Ma prendo subito le distanze da ogni adaequatio dell’arte alla realtà.

L’ arte  è realtà in sé, che ha sue leggi che non hanno niente a che fare con quelle del mondo là fuori – in questo senso Abate è padrone di creare tutto il similarbreshino che vuole e di plasmare i personaggi come gli pare...

Ben inteso: è questo il trucco dell’arte: far vedere, far sentire, che essa imita il mondo là fuori; che è accrochable – come consigliava la Stein a Hemingway – alla “realtà” (da scrivere sempre tra virgolette).

L’arte deve sospendere l’incredulità del lettore e farti sentire che stai vivendo in un mondo più reale del reale. Se invece tiene desta la funzione critica del lettore, allora essa ha mancato il suo bersaglio - che è appunto la sospensione dell’incredulità.

L’arte è menzogna; e più la dà a bere più arte è. Lo sapeva Esiodo cantore delle Muse: esse raccontano storie simili al vero (pseúdea pollà etyúmoisin homoía). Per questo Platone voleva l’arte bandita dalla Repubblica.

Ma, contro Platone, abbiamo più bisogno d’arte che di verità. Abbiamo bisogno di mentire a noi stessi, come dell’aria che respiriamo, diversamente non potremmo sopportare “l’apparir del vero”, del “mondo là fuori”.

 

Non c’ è riuscito di sospendere l’incredulità di fronte all’ennesima evocazione ectoplasmatica di Skanderbeg – questa “oppressiva e immane allucinazione”.

Proprio mentre leggevo il libro di Abate mi è giunto un invito da Palermo per un convegno su “G. K. Skanderbeg e l’identità nazionale albanese”. Relazioni, di fior fior di professori, che non c’incantano più.

Anzi. Questi riti c’inducono a credere che l’identità sia solo una questione d’intellettuali in vena di “(simil)verità”. E siamo stufi di Skanderbeg, perché c’impedisce di capire, se possibile, il mondo in cui viviamo.  - Sempre girati dall’altra parte noi arbëreshë...

 

Ancora?

Non abbiamo ancora elaborato il lutto?

Non siamo ancora stati sputati fuori del seno materno per imparare a “odiare il padre e la madre” ed essere degni della “Verità” che, inafferrabile com’è, impone il desistere dall’in/sistere e dal con/sistere idolatricamente in ossessioni identitarie che sono una sconfessione dell’Essere e dell’esser-ci che sono deriva di tempo e spazio – Sein und Zeit?
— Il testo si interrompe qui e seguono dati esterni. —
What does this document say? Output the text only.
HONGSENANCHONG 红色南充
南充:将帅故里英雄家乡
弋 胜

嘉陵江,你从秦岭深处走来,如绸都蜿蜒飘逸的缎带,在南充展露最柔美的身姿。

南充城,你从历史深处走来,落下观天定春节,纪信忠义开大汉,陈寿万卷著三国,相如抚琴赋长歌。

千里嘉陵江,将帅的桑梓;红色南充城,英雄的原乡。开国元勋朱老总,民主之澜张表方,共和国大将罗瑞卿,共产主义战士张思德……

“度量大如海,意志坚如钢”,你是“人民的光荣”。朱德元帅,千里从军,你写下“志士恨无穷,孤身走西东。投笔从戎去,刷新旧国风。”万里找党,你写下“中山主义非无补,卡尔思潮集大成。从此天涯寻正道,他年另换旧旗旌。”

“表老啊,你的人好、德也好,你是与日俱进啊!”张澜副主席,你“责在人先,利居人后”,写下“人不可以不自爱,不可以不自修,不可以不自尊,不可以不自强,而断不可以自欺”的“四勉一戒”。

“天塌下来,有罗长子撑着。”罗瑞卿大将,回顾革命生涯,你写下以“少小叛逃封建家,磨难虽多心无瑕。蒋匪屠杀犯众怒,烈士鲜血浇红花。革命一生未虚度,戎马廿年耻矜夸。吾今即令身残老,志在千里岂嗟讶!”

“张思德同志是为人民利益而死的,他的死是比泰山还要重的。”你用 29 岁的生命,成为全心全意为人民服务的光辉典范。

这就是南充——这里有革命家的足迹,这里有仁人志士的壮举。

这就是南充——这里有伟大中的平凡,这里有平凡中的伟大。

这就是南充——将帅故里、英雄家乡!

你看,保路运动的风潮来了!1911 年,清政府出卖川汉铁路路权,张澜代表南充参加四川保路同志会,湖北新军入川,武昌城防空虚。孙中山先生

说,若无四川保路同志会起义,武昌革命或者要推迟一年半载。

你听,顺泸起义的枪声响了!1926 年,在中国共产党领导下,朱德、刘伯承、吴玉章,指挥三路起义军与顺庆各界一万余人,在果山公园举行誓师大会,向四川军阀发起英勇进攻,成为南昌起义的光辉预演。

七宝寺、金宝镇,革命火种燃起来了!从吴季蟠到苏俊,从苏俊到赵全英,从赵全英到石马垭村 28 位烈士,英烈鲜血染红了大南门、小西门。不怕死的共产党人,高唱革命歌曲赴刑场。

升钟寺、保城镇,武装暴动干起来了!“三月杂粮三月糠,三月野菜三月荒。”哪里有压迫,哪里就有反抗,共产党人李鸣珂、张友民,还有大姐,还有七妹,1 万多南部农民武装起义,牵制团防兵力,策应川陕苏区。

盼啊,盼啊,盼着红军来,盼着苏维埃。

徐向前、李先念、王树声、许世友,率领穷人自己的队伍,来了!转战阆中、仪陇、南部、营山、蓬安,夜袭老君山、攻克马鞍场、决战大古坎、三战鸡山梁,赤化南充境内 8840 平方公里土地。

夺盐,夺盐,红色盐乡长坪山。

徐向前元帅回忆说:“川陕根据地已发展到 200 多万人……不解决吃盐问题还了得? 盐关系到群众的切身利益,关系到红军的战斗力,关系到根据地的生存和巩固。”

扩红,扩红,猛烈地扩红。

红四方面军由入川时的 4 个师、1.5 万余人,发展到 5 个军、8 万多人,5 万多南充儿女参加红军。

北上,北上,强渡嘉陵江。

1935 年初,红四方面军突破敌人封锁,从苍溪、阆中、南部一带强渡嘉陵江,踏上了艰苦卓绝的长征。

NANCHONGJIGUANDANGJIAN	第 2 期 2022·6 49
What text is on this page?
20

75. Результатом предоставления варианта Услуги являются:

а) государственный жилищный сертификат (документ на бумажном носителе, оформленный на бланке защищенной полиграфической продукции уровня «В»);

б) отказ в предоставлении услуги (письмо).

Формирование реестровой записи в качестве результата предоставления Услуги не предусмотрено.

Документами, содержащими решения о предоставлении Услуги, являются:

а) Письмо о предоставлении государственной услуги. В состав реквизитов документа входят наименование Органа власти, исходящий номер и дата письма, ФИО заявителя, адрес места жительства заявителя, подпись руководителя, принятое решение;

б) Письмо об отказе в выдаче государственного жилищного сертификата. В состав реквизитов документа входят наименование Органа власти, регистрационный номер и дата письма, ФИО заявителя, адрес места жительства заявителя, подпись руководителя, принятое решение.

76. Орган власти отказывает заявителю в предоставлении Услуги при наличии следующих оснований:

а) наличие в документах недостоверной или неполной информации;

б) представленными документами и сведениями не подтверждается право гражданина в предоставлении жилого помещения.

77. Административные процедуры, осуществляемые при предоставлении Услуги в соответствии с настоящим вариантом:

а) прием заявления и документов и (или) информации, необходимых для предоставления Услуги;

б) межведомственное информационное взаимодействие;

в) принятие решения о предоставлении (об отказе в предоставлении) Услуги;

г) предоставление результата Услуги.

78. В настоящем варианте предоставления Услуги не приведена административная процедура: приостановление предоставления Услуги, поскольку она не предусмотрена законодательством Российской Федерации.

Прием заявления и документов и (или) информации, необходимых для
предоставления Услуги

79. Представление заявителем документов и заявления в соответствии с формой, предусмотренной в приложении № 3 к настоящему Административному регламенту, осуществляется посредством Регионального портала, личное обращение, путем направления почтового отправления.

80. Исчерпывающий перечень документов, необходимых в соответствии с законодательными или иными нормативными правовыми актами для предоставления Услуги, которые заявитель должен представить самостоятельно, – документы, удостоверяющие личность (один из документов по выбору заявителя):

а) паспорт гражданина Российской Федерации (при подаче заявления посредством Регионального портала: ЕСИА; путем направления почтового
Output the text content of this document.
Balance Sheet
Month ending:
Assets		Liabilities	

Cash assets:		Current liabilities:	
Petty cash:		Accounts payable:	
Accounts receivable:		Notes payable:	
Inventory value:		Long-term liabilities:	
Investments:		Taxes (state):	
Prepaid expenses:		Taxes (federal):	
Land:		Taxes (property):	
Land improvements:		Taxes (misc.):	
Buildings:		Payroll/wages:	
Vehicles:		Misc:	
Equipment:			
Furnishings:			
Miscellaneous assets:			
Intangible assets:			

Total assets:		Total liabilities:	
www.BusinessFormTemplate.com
Se non ci si pensa come s/nodi (esse privativo), quest’identità diventa un’ossessione devastante, degna della Madre- Partito da cui vuole redimersi la Vorpsi, che scopre che la “puttaneria (il non essere conformi a)” è la stessa sia nella sua desolata Albania che nell’Occidente emancipato che mangia “polpette, più squisite, se possibile, del solito”.... Avvelenate polpette identitarie, avvelenate polpette di conformità...

E già, bisogna essere “puttane”, sganciandosi da ogni idolatrica ossessione identitaria, per essere degni del regno dei cieli.

 

Ornela ha imparato che non c’è un luogo dove fuggire. Che chi è “puttana” tale rimane a tutte le latitudini agli occhi di chi (Shqipetaro, Arbëresh, Italiano, Litì) è abituato a vedere il mondo entro categorie identitarie (aristoteliche, vivaddio), persuaso che esse si diano “oggettivamente”.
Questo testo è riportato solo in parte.